One of the basic skills of a data scientist is the ability to create a meaningful data visualization that helps answer questions you might have. Prior to visualizing your data, you need to ensure that it has been cleaned and prepared, as you did in prior lessons. After that, you can start deciding how best to present the data.

In this lesson, you will review:

  1. How to choose the right chart type
  2. How to avoid deceptive charting
  3. How to work with color
  4. How to style your charts for readability
  5. How to build animated or 3D charting solutions
  6. How to build a creative visualization

Choose the right chart type

In previous lessons, you experimented with building all kinds of interesting data visualizations using Matplotlib and Seaborn for charting.

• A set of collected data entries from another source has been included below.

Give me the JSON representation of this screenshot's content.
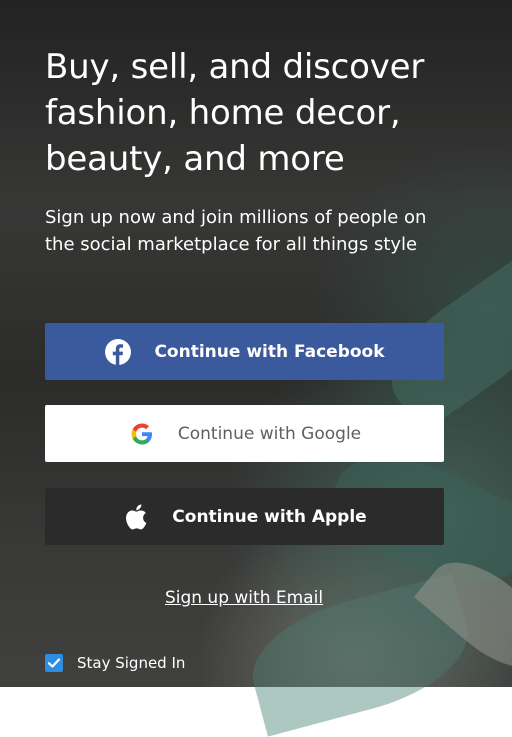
{
  "hero": {
    "headline_line1": "Buy, sell, and discover",
    "headline_line2": "fashion, home decor,",
    "headline_line3": "beauty, and more",
    "subtitle": "Sign up now and join millions of people on the social marketplace for all things style"
  },
  "buttons": {
    "facebook_label": "Continue with Facebook",
    "google_label": "Continue with Google",
    "apple_label": "Continue with Apple",
    "email_link": "Sign up with Email"
  },
  "stay_signed_in": {
    "label": "Stay Signed In",
    "checked": true
  },
  "colors": {
    "facebook": "#3b5a9e",
    "apple": "#2b2b2b",
    "google_bg": "#ffffff",
    "checkbox": "#2f8de0"
  },
  "icons": {
    "facebook": "facebook-icon",
    "google": "google-icon",
    "apple": "apple-icon",
    "check": "check-icon"
  }
}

In general, you can select the right kind of chart for the question you are asking using this table:

You need to: You should use:
Show data trends over time Line
Compare categories Bar, Pie
Compare totals Pie, Stacked Bar
Show relationships Scatter, Line, Facet, Dual Line
Show distributions Scatter, Histogram, Box
Show proportions Pie, Donut, Waffle

✅ Depending on the makeup of your data, you might need to convert it from text to numeric to get a given chart to support it.

Avoid deception

Even if a data scientist is careful to choose the right chart for the right data, there are plenty of ways that data can be displayed in a way to prove a point, often at the cost of undermining the data itself. There are many examples of deceptive charts and infographics!

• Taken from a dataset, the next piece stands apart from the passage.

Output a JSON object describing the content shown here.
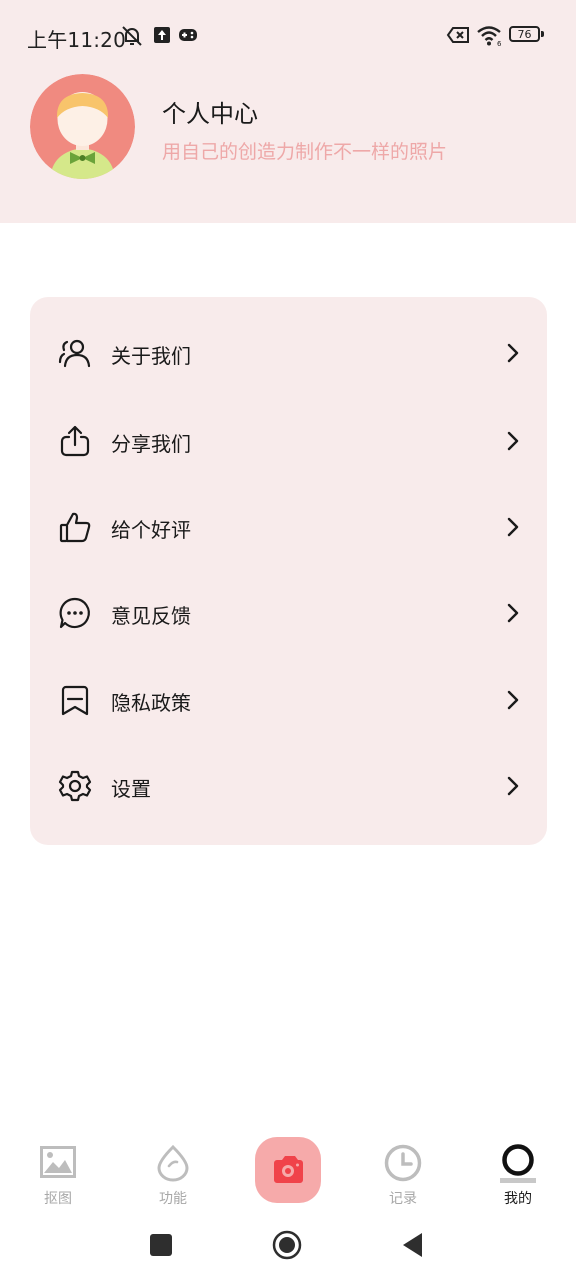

How Charts Lie by Alberto Cairo

🎥 Click the image above for a conference talk about deceptive charts

This chart reverses the X axis to show the opposite of the truth, based on date:

bad chart 1

This chart is even more deceptive, as the eye is drawn to the right to conclude that, over time, COVID cases have declined in the various counties. In fact, if you look closely at the dates, you find that they have been rearranged to give that deceptive downward trend.

bad chart 2

This notorious example uses color AND a flipped Y axis to deceive: instead of concluding that gun deaths spiked after the passage of gun-friendly legislation, in fact the eye is fooled to think that the opposite is true:

bad chart 3

This strange chart shows how proportion can be manipulated, to hilarious effect:

bad chart 4

Comparing the incomparable is yet another shady trick. There is a wonderful web site all about 'spurious correlations' displaying 'facts' correlating things like the divorce rate in Maine and the consumption of margarine. A Reddit group also collects the ugly uses of data.

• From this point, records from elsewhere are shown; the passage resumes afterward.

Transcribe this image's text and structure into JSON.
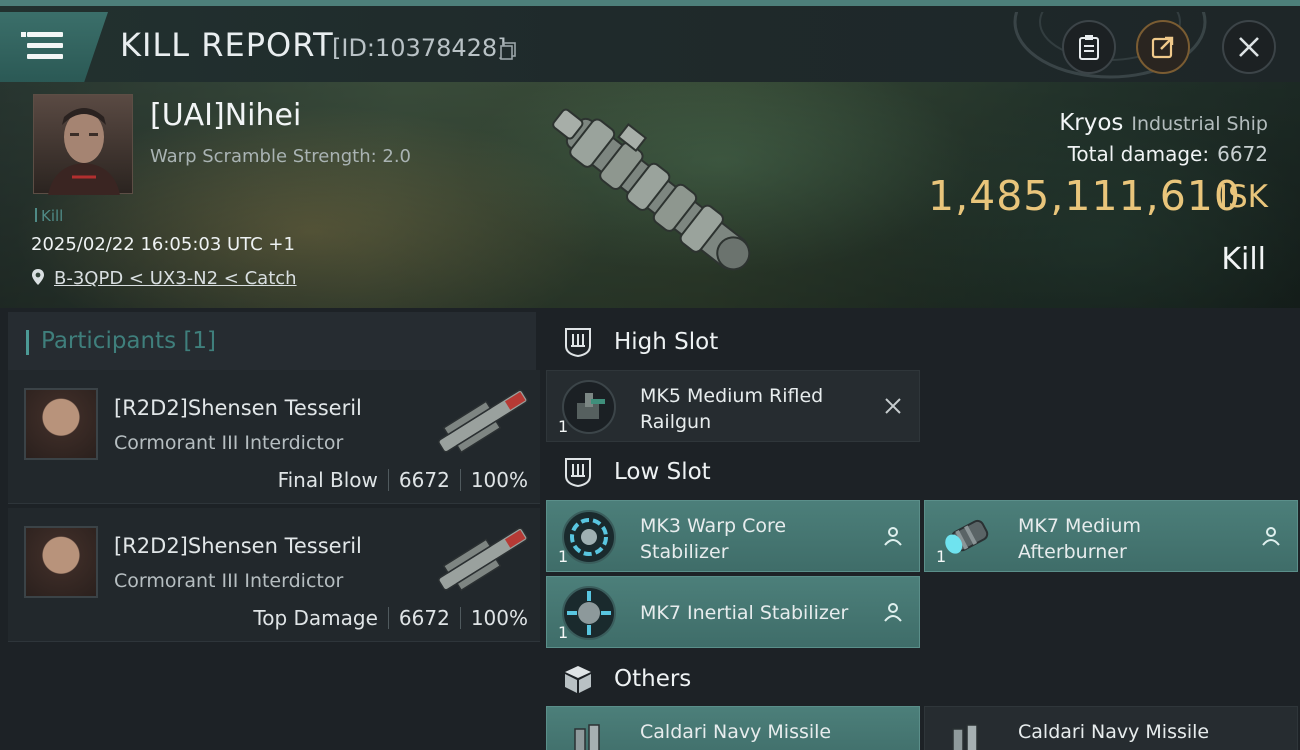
{
  "header": {
    "title": "KILL REPORT",
    "report_id": "[ID:10378428]"
  },
  "victim": {
    "name": "[UAI]Nihei",
    "warp_scramble": "Warp Scramble Strength: 2.0",
    "tag": "Kill",
    "time": "2025/02/22 16:05:03 UTC +1",
    "location": "B-3QPD < UX3-N2 < Catch"
  },
  "ship": {
    "name": "Kryos",
    "class": "Industrial Ship",
    "total_damage_label": "Total damage:",
    "total_damage": "6672",
    "isk_value": "1,485,111,610",
    "isk_unit": "ISK",
    "result": "Kill"
  },
  "participants": {
    "title": "Participants [1]",
    "rows": [
      {
        "name": "[R2D2]Shensen Tesseril",
        "ship": "Cormorant III Interdictor",
        "role": "Final Blow",
        "damage": "6672",
        "percent": "100%"
      },
      {
        "name": "[R2D2]Shensen Tesseril",
        "ship": "Cormorant III Interdictor",
        "role": "Top Damage",
        "damage": "6672",
        "percent": "100%"
      }
    ]
  },
  "slots": {
    "high": {
      "title": "High Slot",
      "modules": [
        {
          "name": "MK5 Medium Rifled Railgun",
          "qty": "1",
          "state": "destroyed"
        }
      ]
    },
    "low": {
      "title": "Low Slot",
      "modules": [
        {
          "name": "MK3 Warp Core Stabilizer",
          "qty": "1",
          "state": "dropped"
        },
        {
          "name": "MK7 Medium Afterburner",
          "qty": "1",
          "state": "dropped"
        },
        {
          "name": "MK7 Inertial Stabilizer",
          "qty": "1",
          "state": "dropped"
        }
      ]
    },
    "others": {
      "title": "Others",
      "modules": [
        {
          "name": "Caldari Navy Missile",
          "state": "dropped"
        },
        {
          "name": "Caldari Navy Missile",
          "state": "destroyed"
        }
      ]
    }
  },
  "colors": {
    "accent_teal": "#4c7f7a",
    "isk_gold": "#e9c57b",
    "background": "#1b2025"
  }
}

It's important to understand how easily the eye can be fooled by deceptive charts. Even if the data scientist's intention is good, the choice of a bad type of chart, such as a pie chart showing too many categories, can be deceptive.

Color

You saw in the 'Florida gun violence' chart above how color can provide an additional layer of meaning to charts, especially ones not designed using libraries such as Matplotlib and Seaborn which come with various vetted color libraries and palettes. If you are making a chart by hand, do a little study of color theory

✅ Be aware, when designing charts, that accessibility is an important aspect of visualization. Some of your users might be color blind - does your chart display well for users with visual impairments?

Be careful when choosing colors for your chart, as color can convey meaning you might not intend. The 'pink ladies' in the 'height' chart above convey a distinctly 'feminine' ascribed meaning that adds to the bizarreness of the chart itself.

While color meaning might be different in different parts of the world, and tend to change in meaning according to their shade. Generally speaking, color meanings include:

Color Meaning
red power
blue trust, loyalty
yellow happiness, caution
green ecology, luck, envy
purple happiness
orange vibrance

If you are tasked with building a chart with custom colors, ensure that your charts are both accessible and the color you choose coincides with the meaning you are trying to convey.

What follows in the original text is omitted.